En los últimos años de la batalla contra el dopaje, Pau vivió algunos de los capítulos más negros de la carrera. Se recuerda la horrible visita a la ciudad en el 2007. Para empezar, cuando los ciclistas se disponían a entrar en modo siesta, saltó la noticia. Alexander Vinokurov había dado positivo. Al parecer, se había equivocado de bolsa de sangre –qué horror- cuando fue a realizar una transfusión ilegal y se colocó la de un compañero. Huyó del Tour y su equipo fue expulsado con decenas y decenas de periodistas plantados en la puerta del hotel del conjunto Astana.

Era el Tour que dominaba Michael Rasmussen con Alberto Contador pisándole los talones. El ciclista danés llevaba toda la prueba corriendo con la sospecha de haber engañado en un control antidopaje por decir que estaba en un lugar distinto al que se encontraba preparando la carrera unos meses antes. La presión al Rabobank, su equipo, fue tan intensa que al conjunto holandés no le quedó otro remedio que expulsarlo del Tour con el jersey amarillo y con la carrera sentenciada tras derrotar a Contador en la subida del Aubisque.

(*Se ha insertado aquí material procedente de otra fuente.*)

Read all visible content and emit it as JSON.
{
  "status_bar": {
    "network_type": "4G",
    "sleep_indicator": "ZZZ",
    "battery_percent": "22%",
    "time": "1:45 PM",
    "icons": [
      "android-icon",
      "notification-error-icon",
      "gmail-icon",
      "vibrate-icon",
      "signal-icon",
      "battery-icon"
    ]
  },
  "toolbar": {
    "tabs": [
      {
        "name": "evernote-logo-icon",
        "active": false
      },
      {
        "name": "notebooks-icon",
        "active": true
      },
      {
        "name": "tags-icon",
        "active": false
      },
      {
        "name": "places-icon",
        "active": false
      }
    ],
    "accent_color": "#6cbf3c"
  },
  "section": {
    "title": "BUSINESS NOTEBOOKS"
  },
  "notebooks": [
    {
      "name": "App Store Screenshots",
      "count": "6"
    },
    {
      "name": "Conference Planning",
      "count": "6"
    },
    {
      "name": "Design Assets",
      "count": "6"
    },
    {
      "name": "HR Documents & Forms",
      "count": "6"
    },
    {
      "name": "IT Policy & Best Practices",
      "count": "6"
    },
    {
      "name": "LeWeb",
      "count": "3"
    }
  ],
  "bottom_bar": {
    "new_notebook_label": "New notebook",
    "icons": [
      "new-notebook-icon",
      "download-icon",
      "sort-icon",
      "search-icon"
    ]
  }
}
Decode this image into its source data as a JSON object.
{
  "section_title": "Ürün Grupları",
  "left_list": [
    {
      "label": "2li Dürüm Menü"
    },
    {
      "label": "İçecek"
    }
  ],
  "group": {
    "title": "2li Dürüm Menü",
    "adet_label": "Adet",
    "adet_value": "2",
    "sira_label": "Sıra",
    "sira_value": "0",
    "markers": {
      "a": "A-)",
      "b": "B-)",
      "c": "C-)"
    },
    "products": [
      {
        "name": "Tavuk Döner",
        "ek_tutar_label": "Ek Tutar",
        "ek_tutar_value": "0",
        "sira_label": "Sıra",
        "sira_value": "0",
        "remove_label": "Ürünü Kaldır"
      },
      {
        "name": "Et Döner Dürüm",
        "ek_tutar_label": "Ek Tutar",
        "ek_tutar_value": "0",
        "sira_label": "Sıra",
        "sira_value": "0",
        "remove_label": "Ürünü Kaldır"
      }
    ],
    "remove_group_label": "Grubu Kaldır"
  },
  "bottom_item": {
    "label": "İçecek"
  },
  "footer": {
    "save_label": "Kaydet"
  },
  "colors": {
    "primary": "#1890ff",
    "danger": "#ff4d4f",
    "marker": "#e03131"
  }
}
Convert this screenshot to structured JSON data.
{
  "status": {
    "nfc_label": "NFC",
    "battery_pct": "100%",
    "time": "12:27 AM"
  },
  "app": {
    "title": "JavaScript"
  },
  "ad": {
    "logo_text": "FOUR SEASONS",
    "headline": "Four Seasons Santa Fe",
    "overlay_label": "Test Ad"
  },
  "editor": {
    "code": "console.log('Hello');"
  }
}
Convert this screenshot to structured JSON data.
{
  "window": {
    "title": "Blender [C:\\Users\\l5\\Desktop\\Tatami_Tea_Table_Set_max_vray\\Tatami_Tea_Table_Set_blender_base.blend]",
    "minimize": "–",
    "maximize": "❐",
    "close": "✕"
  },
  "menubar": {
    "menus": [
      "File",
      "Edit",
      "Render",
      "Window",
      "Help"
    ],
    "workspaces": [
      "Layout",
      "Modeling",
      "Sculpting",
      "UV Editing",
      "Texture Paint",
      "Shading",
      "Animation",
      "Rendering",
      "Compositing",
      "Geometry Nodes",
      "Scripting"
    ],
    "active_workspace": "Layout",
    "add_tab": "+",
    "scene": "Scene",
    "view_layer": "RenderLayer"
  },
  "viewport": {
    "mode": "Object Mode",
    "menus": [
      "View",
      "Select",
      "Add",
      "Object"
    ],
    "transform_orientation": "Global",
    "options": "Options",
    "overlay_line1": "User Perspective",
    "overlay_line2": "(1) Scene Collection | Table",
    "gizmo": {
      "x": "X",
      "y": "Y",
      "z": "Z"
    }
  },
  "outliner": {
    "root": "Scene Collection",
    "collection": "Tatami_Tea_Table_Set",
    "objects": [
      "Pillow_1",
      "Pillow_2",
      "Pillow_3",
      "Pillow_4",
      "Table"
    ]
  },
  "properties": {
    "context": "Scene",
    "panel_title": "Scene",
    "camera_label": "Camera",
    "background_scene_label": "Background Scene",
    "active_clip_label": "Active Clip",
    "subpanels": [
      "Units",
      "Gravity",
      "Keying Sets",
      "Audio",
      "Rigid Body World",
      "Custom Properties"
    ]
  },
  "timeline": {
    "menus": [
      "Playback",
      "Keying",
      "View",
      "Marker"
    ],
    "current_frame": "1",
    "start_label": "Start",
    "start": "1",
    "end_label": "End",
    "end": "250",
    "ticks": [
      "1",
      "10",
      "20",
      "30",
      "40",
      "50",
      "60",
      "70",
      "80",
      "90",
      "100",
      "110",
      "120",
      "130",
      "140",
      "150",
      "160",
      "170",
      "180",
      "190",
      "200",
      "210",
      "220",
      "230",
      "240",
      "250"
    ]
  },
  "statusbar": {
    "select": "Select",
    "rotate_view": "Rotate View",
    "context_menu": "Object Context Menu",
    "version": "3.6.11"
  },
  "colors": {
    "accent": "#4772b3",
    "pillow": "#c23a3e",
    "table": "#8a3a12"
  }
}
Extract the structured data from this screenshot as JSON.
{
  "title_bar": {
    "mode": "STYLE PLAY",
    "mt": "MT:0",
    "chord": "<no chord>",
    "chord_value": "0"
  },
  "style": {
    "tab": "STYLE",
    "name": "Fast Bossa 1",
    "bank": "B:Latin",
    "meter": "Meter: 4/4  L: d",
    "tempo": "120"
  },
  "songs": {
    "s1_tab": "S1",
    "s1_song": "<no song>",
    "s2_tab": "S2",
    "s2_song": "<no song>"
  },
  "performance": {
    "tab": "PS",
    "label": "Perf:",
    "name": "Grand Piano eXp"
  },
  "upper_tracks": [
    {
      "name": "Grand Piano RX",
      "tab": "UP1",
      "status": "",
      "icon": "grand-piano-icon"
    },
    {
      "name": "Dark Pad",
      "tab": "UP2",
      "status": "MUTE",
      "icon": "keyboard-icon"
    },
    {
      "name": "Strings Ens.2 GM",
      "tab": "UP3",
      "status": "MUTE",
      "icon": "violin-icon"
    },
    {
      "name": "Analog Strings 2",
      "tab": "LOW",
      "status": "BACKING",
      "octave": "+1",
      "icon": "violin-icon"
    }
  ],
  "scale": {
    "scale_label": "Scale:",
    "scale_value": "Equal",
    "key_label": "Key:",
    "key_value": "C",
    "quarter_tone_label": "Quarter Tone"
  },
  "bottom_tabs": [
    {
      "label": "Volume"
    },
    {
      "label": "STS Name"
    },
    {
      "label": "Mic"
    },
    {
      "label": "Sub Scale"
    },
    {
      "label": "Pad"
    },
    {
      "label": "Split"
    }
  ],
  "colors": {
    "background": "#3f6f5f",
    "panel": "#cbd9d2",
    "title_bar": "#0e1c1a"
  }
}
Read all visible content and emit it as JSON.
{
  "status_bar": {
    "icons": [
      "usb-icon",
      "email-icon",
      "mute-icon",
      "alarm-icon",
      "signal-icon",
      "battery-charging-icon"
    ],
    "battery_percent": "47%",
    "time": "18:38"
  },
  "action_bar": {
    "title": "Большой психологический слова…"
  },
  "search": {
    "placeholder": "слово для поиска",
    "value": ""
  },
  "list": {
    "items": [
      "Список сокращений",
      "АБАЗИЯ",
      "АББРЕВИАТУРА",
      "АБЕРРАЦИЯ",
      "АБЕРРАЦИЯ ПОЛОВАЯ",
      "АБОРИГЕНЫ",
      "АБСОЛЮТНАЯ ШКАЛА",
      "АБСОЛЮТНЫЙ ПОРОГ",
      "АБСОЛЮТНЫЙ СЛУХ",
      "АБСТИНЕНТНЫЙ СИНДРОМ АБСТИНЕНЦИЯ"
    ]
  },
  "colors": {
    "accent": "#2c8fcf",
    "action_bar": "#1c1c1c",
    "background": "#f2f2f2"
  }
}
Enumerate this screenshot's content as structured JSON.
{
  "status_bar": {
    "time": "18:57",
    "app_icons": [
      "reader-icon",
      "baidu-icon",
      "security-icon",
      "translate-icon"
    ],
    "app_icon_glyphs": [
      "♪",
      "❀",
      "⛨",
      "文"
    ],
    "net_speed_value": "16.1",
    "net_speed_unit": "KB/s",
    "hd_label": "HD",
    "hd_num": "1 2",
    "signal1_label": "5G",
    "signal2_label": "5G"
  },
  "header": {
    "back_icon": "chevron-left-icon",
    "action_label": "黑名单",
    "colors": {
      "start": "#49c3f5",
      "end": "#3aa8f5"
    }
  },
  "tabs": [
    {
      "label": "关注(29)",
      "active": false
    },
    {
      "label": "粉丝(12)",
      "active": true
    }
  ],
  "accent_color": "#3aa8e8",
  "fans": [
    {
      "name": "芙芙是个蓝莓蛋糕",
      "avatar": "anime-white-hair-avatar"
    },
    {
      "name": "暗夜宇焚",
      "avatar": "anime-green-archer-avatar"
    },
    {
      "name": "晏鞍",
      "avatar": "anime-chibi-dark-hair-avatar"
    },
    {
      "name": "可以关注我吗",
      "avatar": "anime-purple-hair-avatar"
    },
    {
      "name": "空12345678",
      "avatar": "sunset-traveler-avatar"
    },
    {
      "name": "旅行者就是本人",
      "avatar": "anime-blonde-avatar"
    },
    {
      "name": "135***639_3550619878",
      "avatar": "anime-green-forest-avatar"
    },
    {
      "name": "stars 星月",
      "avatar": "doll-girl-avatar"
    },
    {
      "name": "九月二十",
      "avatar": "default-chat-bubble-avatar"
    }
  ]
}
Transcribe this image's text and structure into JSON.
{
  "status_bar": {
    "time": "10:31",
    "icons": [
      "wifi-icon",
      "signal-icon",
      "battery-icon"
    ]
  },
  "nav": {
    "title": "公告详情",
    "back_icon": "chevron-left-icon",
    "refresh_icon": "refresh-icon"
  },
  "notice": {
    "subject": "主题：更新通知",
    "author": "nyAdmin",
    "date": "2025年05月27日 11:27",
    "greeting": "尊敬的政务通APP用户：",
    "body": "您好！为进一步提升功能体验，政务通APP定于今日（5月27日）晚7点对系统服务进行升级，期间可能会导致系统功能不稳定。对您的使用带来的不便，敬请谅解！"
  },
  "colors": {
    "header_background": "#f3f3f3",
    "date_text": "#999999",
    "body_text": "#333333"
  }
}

Huyó por la cocina del hotel de Pau donde pernoctaba, minutos antes de que otra vez decenas y decenas de periodistas, con conexiones televisivas en directo, ya de noche, rodeasen el establecimiento.

Fue también la ciudad de la que Frank Schleck tuvo que salir por piernas en otra jornada de reposo del Tour con la sospecha del dopaje sobre las espaldas de un ciclista, en el 2012, y de nuevo en Pau.

La ciudad es encantadora, con sus terrazas, situadas como si se encontraran en un paseo marítimo, mirando a los Pirineos, en la parte más alta de la localidad; su casco viejo es maravilloso, con el sabor a Béarn, el antiguo estado del que era capital y con la etiqueta de tener las más bellas imágenes de las montañas en todo el mundo, como decía el poeta del siglo XIX Alphonse de Lamartine, lo que sin duda habría encantado a Dalí, el mismo que decía que cuando los ciclistas del Tour llegaban a París se acababa el verano. Y el mismo que habría disfrutando viendo este martes por televisión la contrarreloj de la Vuelta.